Le diagnostic repose sur quatre types d’arguments :

 

- Survenue d’un grand vertige rotatoire

- Présence concomitante de signes auditifs unilatéraux :

1) acouphènes réalisant une sensation de bourdonnement, sifflement ou vrombissement, non pulsatiles.

2) surdité de type perceptif qui, au début de l’évolution, prédomine sur les fréquences graves et présente de grandes fluctuations. Elle s’associe souvent à une impression d’oreille bouchée, de plénitude ou de pression qui régresse après la crise aiguë.

- Le terrain : les patients présentent souvent un contexte psychologique particulier comprenant un état de stress, d’anxiété, de fatigue et de chocs affectifs. Il s’agit en général de patients perfectionnistes, intelligents et obsessionnels.

 

Devant une suspicion de maladie de Ménière, un bilan complet cochléo-vestibulaire doit être effectué.

 

Le traitement de la crise vertigineuse repose sur l’isolement du patient et l’administration d’un antivertigineux, d’un sédatif et/ou d’un antiémétique.

 

Le traitement de fond vise à prévenir la récidive des vertiges. Il se subdivise en traitements conservateur ou destructeur, médical ou chirurgical, selon qu’ils conservent ou détruisent la fonction vestibulaire du côté malade.

 

Les traitements destructeurs ont pour but de détruire les récepteurs vestibulaires (labyrinthectomie chimique) ou de sectionner le nerf vestibulaire (neurotomie vestibulaire).

Les aminoglycosides type gentamicine sont de plus en plus utilisés localement. Ils détruisent les récepteurs vestibulaires en épargnant la fonction cochléaire. En pratique, des injections de gentamicine (de 2 à 6 injections : labyrinthectomie chimique) sont réalisées sous anesthésie locale en transtympanique dans l’oreille moyenne et permettent d’aboutir à une guérison définitive de la maladie vertigineuse.

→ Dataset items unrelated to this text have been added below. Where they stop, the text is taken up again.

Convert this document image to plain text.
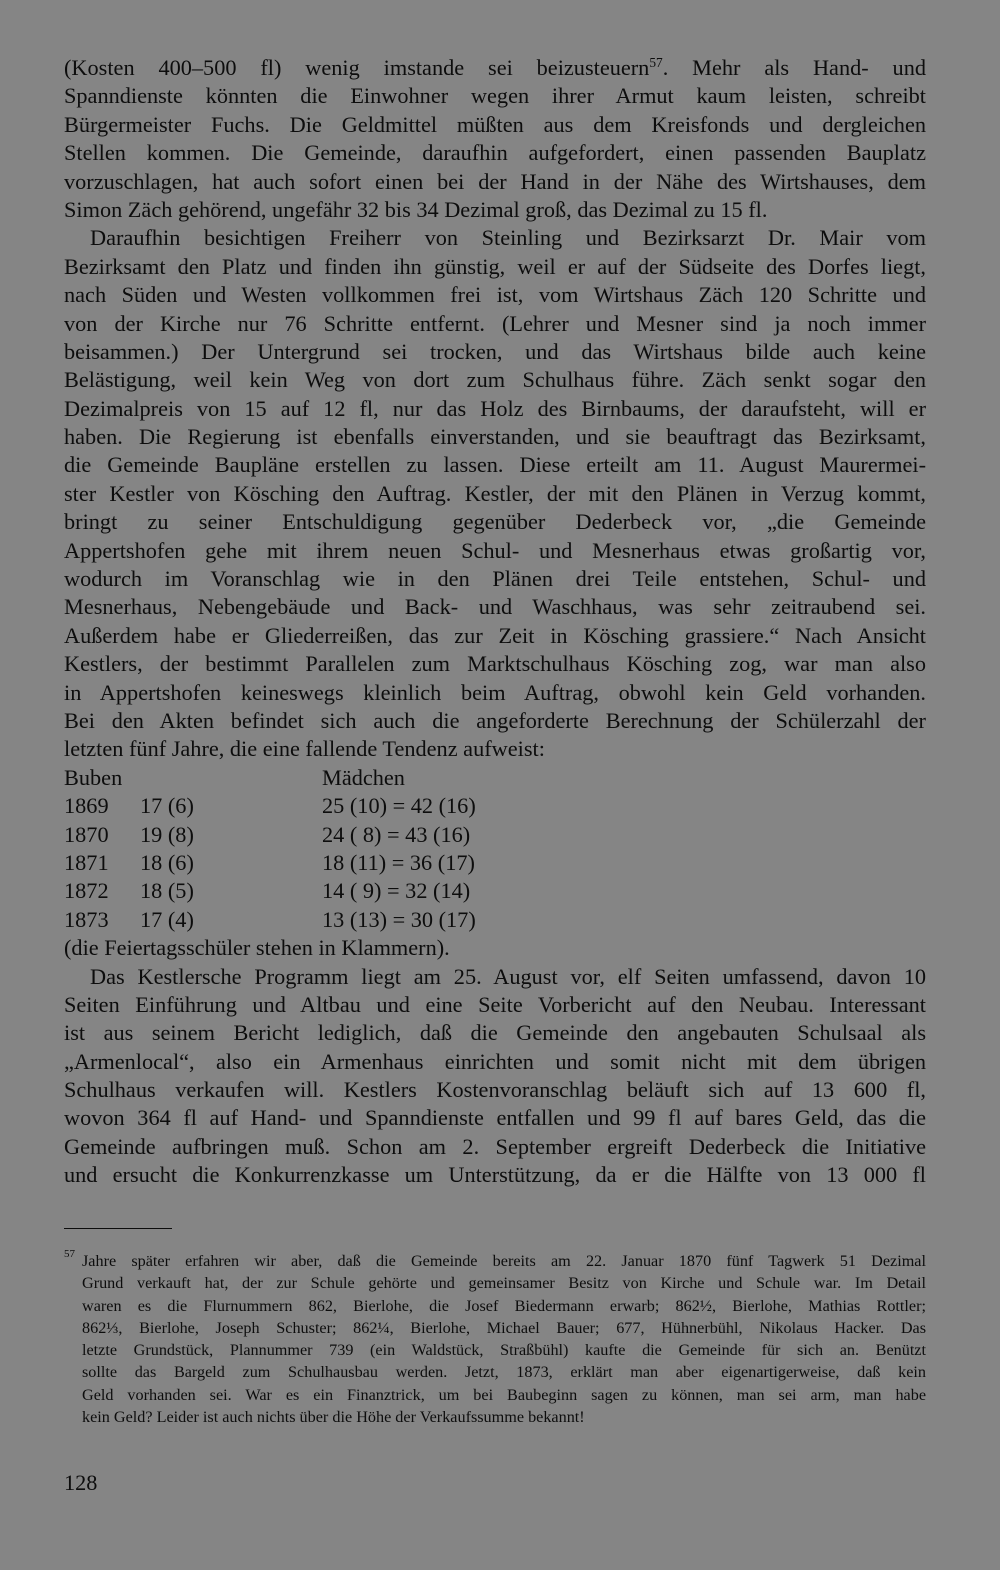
(Kosten 400–500 fl) wenig imstande sei beizusteuern$^{57}$. Mehr als Hand- und
Spanndienste könnten die Einwohner wegen ihrer Armut kaum leisten, schreibt
Bürgermeister Fuchs. Die Geldmittel müßten aus dem Kreisfonds und dergleichen
Stellen kommen. Die Gemeinde, daraufhin aufgefordert, einen passenden Bauplatz
vorzuschlagen, hat auch sofort einen bei der Hand in der Nähe des Wirtshauses, dem
Simon Zäch gehörend, ungefähr 32 bis 34 Dezimal groß, das Dezimal zu 15 fl.
Daraufhin besichtigen Freiherr von Steinling und Bezirksarzt Dr. Mair vom
Bezirksamt den Platz und finden ihn günstig, weil er auf der Südseite des Dorfes liegt,
nach Süden und Westen vollkommen frei ist, vom Wirtshaus Zäch 120 Schritte und
von der Kirche nur 76 Schritte entfernt. (Lehrer und Mesner sind ja noch immer
beisammen.) Der Untergrund sei trocken, und das Wirtshaus bilde auch keine
Belästigung, weil kein Weg von dort zum Schulhaus führe. Zäch senkt sogar den
Dezimalpreis von 15 auf 12 fl, nur das Holz des Birnbaums, der daraufsteht, will er
haben. Die Regierung ist ebenfalls einverstanden, und sie beauftragt das Bezirksamt,
die Gemeinde Baupläne erstellen zu lassen. Diese erteilt am 11. August Maurermei-
ster Kestler von Kösching den Auftrag. Kestler, der mit den Plänen in Verzug kommt,
bringt zu seiner Entschuldigung gegenüber Dederbeck vor, „die Gemeinde
Appertshofen gehe mit ihrem neuen Schul- und Mesnerhaus etwas großartig vor,
wodurch im Voranschlag wie in den Plänen drei Teile entstehen, Schul- und
Mesnerhaus, Nebengebäude und Back- und Waschhaus, was sehr zeitraubend sei.
Außerdem habe er Gliederreißen, das zur Zeit in Kösching grassiere.“ Nach Ansicht
Kestlers, der bestimmt Parallelen zum Marktschulhaus Kösching zog, war man also
in Appertshofen keineswegs kleinlich beim Auftrag, obwohl kein Geld vorhanden.
Bei den Akten befindet sich auch die angeforderte Berechnung der Schülerzahl der
letzten fünf Jahre, die eine fallende Tendenz aufweist:
Buben	Mädchen
1869 17 (6)	25 (10) = 42 (16)
1870 19 (8)	24 ( 8) = 43 (16)
1871 18 (6)	18 (11) = 36 (17)
1872 18 (5)	14 ( 9) = 32 (14)
1873 17 (4)	13 (13) = 30 (17)
(die Feiertagsschüler stehen in Klammern).
Das Kestlersche Programm liegt am 25. August vor, elf Seiten umfassend, davon 10
Seiten Einführung und Altbau und eine Seite Vorbericht auf den Neubau. Interessant
ist aus seinem Bericht lediglich, daß die Gemeinde den angebauten Schulsaal als
„Armenlocal“, also ein Armenhaus einrichten und somit nicht mit dem übrigen
Schulhaus verkaufen will. Kestlers Kostenvoranschlag beläuft sich auf 13 600 fl,
wovon 364 fl auf Hand- und Spanndienste entfallen und 99 fl auf bares Geld, das die
Gemeinde aufbringen muß. Schon am 2. September ergreift Dederbeck die Initiative
und ersucht die Konkurrenzkasse um Unterstützung, da er die Hälfte von 13 000 fl
Jahre später erfahren wir aber, daß die Gemeinde bereits am 22. Januar 1870 fünf Tagwerk 51 Dezimal
Grund verkauft hat, der zur Schule gehörte und gemeinsamer Besitz von Kirche und Schule war. Im Detail
waren es die Flurnummern 862, Bierlohe, die Josef Biedermann erwarb; 862½, Bierlohe, Mathias Rottler;
862⅓, Bierlohe, Joseph Schuster; 862¼, Bierlohe, Michael Bauer; 677, Hühnerbühl, Nikolaus Hacker. Das
letzte Grundstück, Plannummer 739 (ein Waldstück, Straßbühl) kaufte die Gemeinde für sich an. Benützt
sollte das Bargeld zum Schulhausbau werden. Jetzt, 1873, erklärt man aber eigenartigerweise, daß kein
Geld vorhanden sei. War es ein Finanztrick, um bei Baubeginn sagen zu können, man sei arm, man habe
kein Geld? Leider ist auch nichts über die Höhe der Verkaufssumme bekannt!
57
128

Les lésions vestibulaires centrales

Les étiologies sont nombreuses. Les causes les plus fréquentes sont la sclérose en plaque, l’épilepsie vestibulaire, le syndrome de Wallenberg, l’insuffisance vertébro-basillaire, l’ataxie familiale et les anomalies de la charnière cervico-occipitale.

Conclusion

Les atteintes de l’oreille interne sont des causes fréquentes de vertiges rotatoires et d’instabilité. Les signes d’accompagnement, le contexte dans lequel ils surviennent et surtout l’examen VNG permettent le plus souvent de déterminer l’origine. Les examens complémentaires, les épreuves caloriques, l’audiogramme, les potentiels évoqués myogéniques confirment souvent le diagnostic et évitent au patient des examens plus invasifs. Tout vertige atypique associé à un nystagmus de type non périphérique doit conduire à la réalisation d’une IRM, laquelle sera la seule à confirmer ou infirmer le diagnostic suspecté par l’examen clinique. Le traitement vise à la guérison de la maladie vertigineuse et la disparition des troubles de l’équilibre.